The basic issue before the Court is as follows: The North Carolina State Board of Dental Examiners was created by the state, but the state does not oversee its operations. Most of the board members are selected by the state’s dentists. The board decided to prohibit anyone other than a dentist from performing teeth-whitening procedures—an obvious effort to a serve the financial interests of North Carolina dentists. The FTC sanctioned the dental board for anticompetitive practices, and a federal court upheld the FTC decision. But the dental board argues that it does not fall under the jurisdiction of the FTC because it is a state organization—and state organizations are generally exempt from federal antitrust regulation. The Supreme Court must now decide whether the board—which, while created by the state, is not under the direct supervision of the state—falls under the protective shield of “state action immunity” from FTC regulation. (For more details on the case, check out the SCOTUSblog preview here.)
At oral arguments on Tuesday, the lawyer representing the board hit his big theme right from the start. “[R]espect for federalism,” he told the justices, “requires deference to a State’s sovereign choices concerning how to structure and manage its own regulatory agencies.” And he kept returning to his federalism theme: “[F]undamentally, it is a question for the State to determine whether it wants to bear that risk”—i.e., of granting substantial autonomy to a regulatory board staffed by obviously self-interested actors. “The State has decided that the benefits of having market participants make decisions and not having their every—each and every decision actively second-guessed by a higher level of bureaucracy is worth it.”

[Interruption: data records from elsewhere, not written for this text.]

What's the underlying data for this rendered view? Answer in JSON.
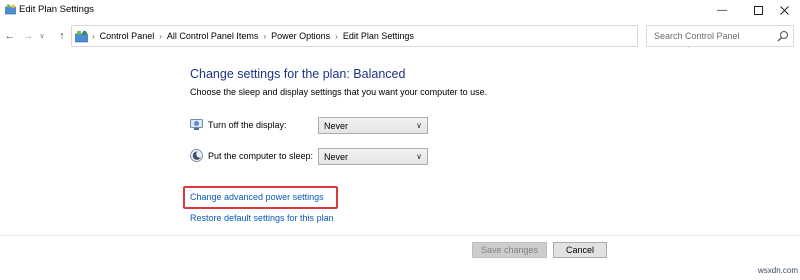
{
  "window": {
    "title": "Edit Plan Settings",
    "icon": "control-panel-icon",
    "controls": [
      "minimize-icon",
      "maximize-icon",
      "close-icon"
    ]
  },
  "nav": {
    "back_icon": "arrow-left-icon",
    "forward_icon": "arrow-right-icon",
    "recent_icon": "chevron-down-icon",
    "up_icon": "arrow-up-icon"
  },
  "address_bar": {
    "breadcrumbs": [
      "Control Panel",
      "All Control Panel Items",
      "Power Options",
      "Edit Plan Settings"
    ],
    "dropdown_icon": "chevron-down-icon",
    "refresh_icon": "refresh-icon"
  },
  "search": {
    "placeholder": "Search Control Panel",
    "icon": "search-icon"
  },
  "main": {
    "heading": "Change settings for the plan: Balanced",
    "subtext": "Choose the sleep and display settings that you want your computer to use.",
    "settings": [
      {
        "label": "Turn off the display:",
        "value": "Never",
        "icon": "display-icon"
      },
      {
        "label": "Put the computer to sleep:",
        "value": "Never",
        "icon": "sleep-moon-icon"
      }
    ],
    "links": {
      "advanced": "Change advanced power settings",
      "restore": "Restore default settings for this plan"
    }
  },
  "footer": {
    "save_label": "Save changes",
    "cancel_label": "Cancel"
  },
  "watermark": "wsxdn.com",
  "colors": {
    "heading": "#1e3287",
    "link": "#0b5ab5",
    "highlight": "#d83b3b"
  }
}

We’ll have to wait and see whether these kinds of federalism arguments will win over the Court. Justices Alito and Scalia were particularly aggressive in questioning the federal government lawyer about how closely the FTC could delve into the workings of state organizations when determining whether “state action immunity” applied to that organization. The lawyer for the dental board appeared to be subject to more frequent and more skeptical questioning than the government lawyer—a possible indication that the Court is leaning toward upholding the FTC ruling.